Dr. Zeichner says that linoleic acid is non-irritating and suitable for use as a topical agent on all skin types. However, those with dry or blemish-prone skin may find it particularly beneficial.

Linoleic acid can increase moisture, reduce inflammation, and possibly even help to enhance the general function of the skin barrier for people with irritated, inflamed, or dry skin.

According to Dr. Ramachandra, the substance is still helpful for acne-prone skin even if the source of your breakouts isn't low levels of linoleic acid because it contains anti-inflammatory characteristics that help reduce acne.

How to Add Linoleic Acid to Your Daily Routine

If the advantages of linoleic acid sound appealing, you'll be glad to hear that the ingredient can be found in many cleansers, serums, and facial moisturizers. Dr. Ugonabo advises using it as needed, up to twice daily.

“To ensure sure you are not allergic to linoleic acid or any other compounds in the product, I would start with a patch test," Dr. Ugonabo recommends. Apply a small bit of a skin-care product to an unnoticeable area of the face for roughly 48 hours. This will allow you to observe any irritation or reactions.

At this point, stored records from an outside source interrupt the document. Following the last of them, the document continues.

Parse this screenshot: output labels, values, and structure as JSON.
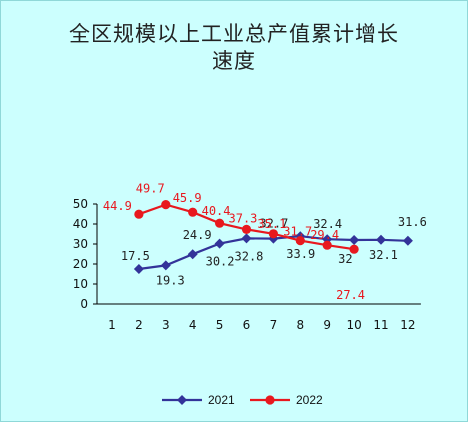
{
  "title_line1": "全区规模以上工业总产值累计增长",
  "title_line2": "速度",
  "colors": {
    "2021": "#333399",
    "2022": "#e8181e",
    "background": "#ccfffe"
  },
  "chart_data": {
    "type": "line",
    "x": [
      1,
      2,
      3,
      4,
      5,
      6,
      7,
      8,
      9,
      10,
      11,
      12
    ],
    "x_tick_labels": [
      "1",
      "2",
      "3",
      "4",
      "5",
      "6",
      "7",
      "8",
      "9",
      "10",
      "11",
      "12"
    ],
    "ylim": [
      0,
      50
    ],
    "y_ticks": [
      0,
      10,
      20,
      30,
      40,
      50
    ],
    "y_tick_labels": [
      "0",
      "10",
      "20",
      "30",
      "40",
      "50"
    ],
    "grid": false,
    "legend_position": "bottom",
    "series": [
      {
        "name": "2021",
        "marker": "diamond",
        "x": [
          2,
          3,
          4,
          5,
          6,
          7,
          8,
          9,
          10,
          11,
          12
        ],
        "values": [
          17.5,
          19.3,
          24.9,
          30.2,
          32.8,
          32.7,
          33.9,
          32.4,
          32,
          32.1,
          31.6
        ],
        "labels": [
          "17.5",
          "19.3",
          "24.9",
          "30.2",
          "32.8",
          "32.7",
          "33.9",
          "32.4",
          "32",
          "32.1",
          "31.6"
        ]
      },
      {
        "name": "2022",
        "marker": "circle",
        "x": [
          2,
          3,
          4,
          5,
          6,
          7,
          8,
          9,
          10
        ],
        "values": [
          44.9,
          49.7,
          45.9,
          40.4,
          37.3,
          35.1,
          31.7,
          29.4,
          27.4
        ],
        "labels": [
          "44.9",
          "49.7",
          "45.9",
          "40.4",
          "37.3",
          "35.1",
          "31.7",
          "29.4",
          "27.4"
        ]
      }
    ]
  }
}
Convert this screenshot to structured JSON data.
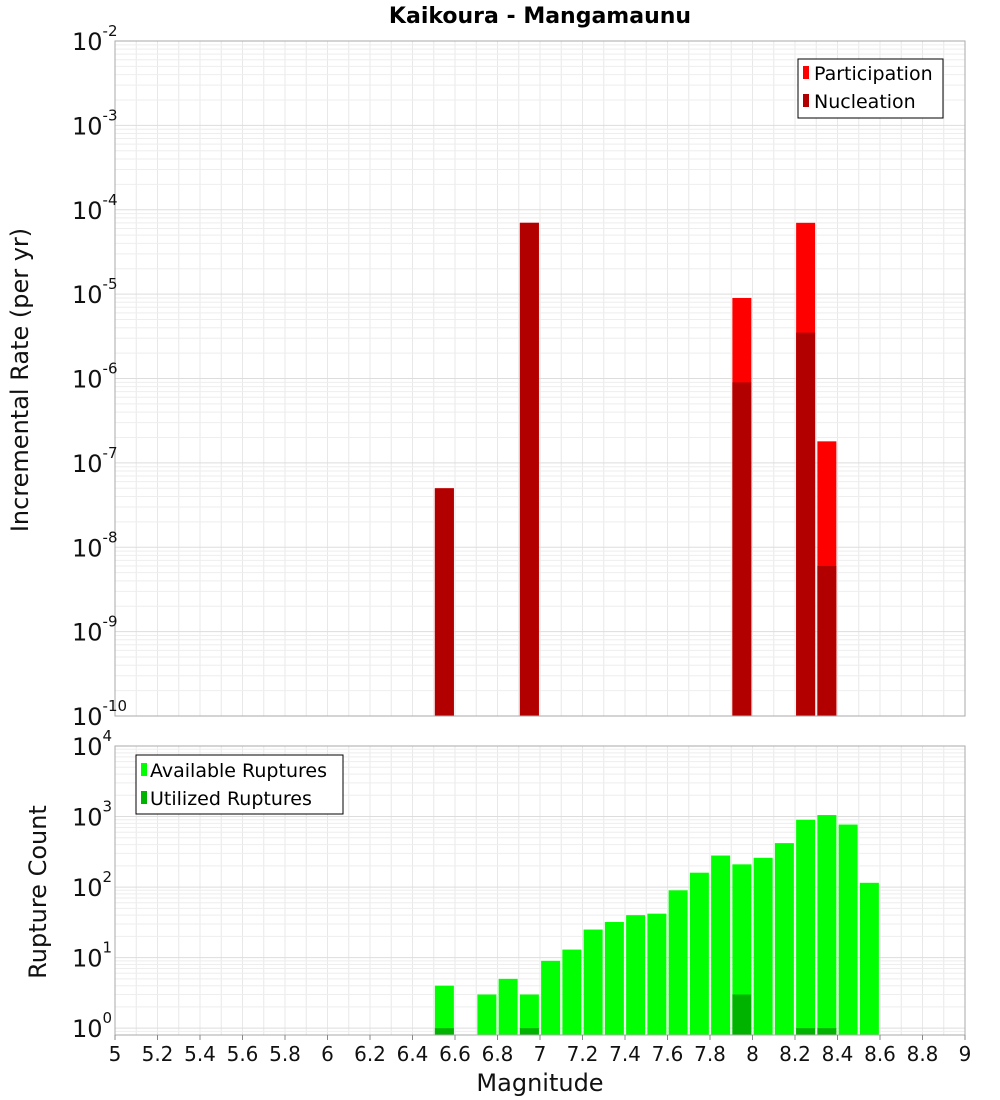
{
  "chart_data": [
    {
      "type": "bar",
      "title": "Kaikoura - Mangamaunu",
      "xlabel": "",
      "ylabel": "Incremental Rate (per yr)",
      "xlim": [
        5,
        9
      ],
      "ylim": [
        1e-10,
        0.01
      ],
      "yscale": "log",
      "ytick_labels": [
        "10^-10",
        "10^-9",
        "10^-8",
        "10^-7",
        "10^-6",
        "10^-5",
        "10^-4",
        "10^-3",
        "10^-2"
      ],
      "grid": true,
      "legend": "top-right",
      "x": [
        6.55,
        6.95,
        7.95,
        8.25,
        8.35
      ],
      "series": [
        {
          "name": "Participation",
          "color": "#ff0000",
          "values": [
            5e-08,
            7e-05,
            9e-06,
            7e-05,
            1.8e-07
          ]
        },
        {
          "name": "Nucleation",
          "color": "#b20000",
          "values": [
            5e-08,
            7e-05,
            9e-07,
            3.5e-06,
            6e-09
          ]
        }
      ]
    },
    {
      "type": "bar",
      "title": "",
      "xlabel": "Magnitude",
      "ylabel": "Rupture Count",
      "xlim": [
        5,
        9
      ],
      "ylim": [
        0.8,
        10000
      ],
      "yscale": "log",
      "ytick_labels": [
        "10^0",
        "10^1",
        "10^2",
        "10^3",
        "10^4"
      ],
      "xtick_labels": [
        "5",
        "5.2",
        "5.4",
        "5.6",
        "5.8",
        "6",
        "6.2",
        "6.4",
        "6.6",
        "6.8",
        "7",
        "7.2",
        "7.4",
        "7.6",
        "7.8",
        "8",
        "8.2",
        "8.4",
        "8.6",
        "8.8",
        "9"
      ],
      "grid": true,
      "legend": "top-left",
      "x": [
        6.55,
        6.65,
        6.75,
        6.85,
        6.95,
        7.05,
        7.15,
        7.25,
        7.35,
        7.45,
        7.55,
        7.65,
        7.75,
        7.85,
        7.95,
        8.05,
        8.15,
        8.25,
        8.35,
        8.45,
        8.55
      ],
      "series": [
        {
          "name": "Available Ruptures",
          "color": "#00ff00",
          "values": [
            4,
            0,
            3,
            5,
            3,
            9,
            13,
            25,
            32,
            40,
            42,
            90,
            160,
            280,
            210,
            260,
            420,
            900,
            1050,
            770,
            115
          ]
        },
        {
          "name": "Utilized Ruptures",
          "color": "#00b300",
          "values": [
            1,
            0,
            0,
            0,
            1,
            0,
            0,
            0,
            0,
            0,
            0,
            0,
            0,
            0,
            3,
            0,
            0,
            1,
            1,
            0,
            0
          ]
        }
      ]
    }
  ]
}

Additionally, the chemical may be found in acne treatments like the Jori Acne & Oil Control Primer, which Dr. Zeichner says does double duty by both treating and preventing outbreaks while also lowering shine and minimizing pore size. It won't irritate the skin when applied alone or under makeup every day.

In the end, linoleic acid may be the underutilized super component you've been omitting from your skin-care regimen. It is best to speak with a dermatologist if you have any queries or concerns about the effects of linoleic acid on your skin in order to receive advice tailored to your skin type.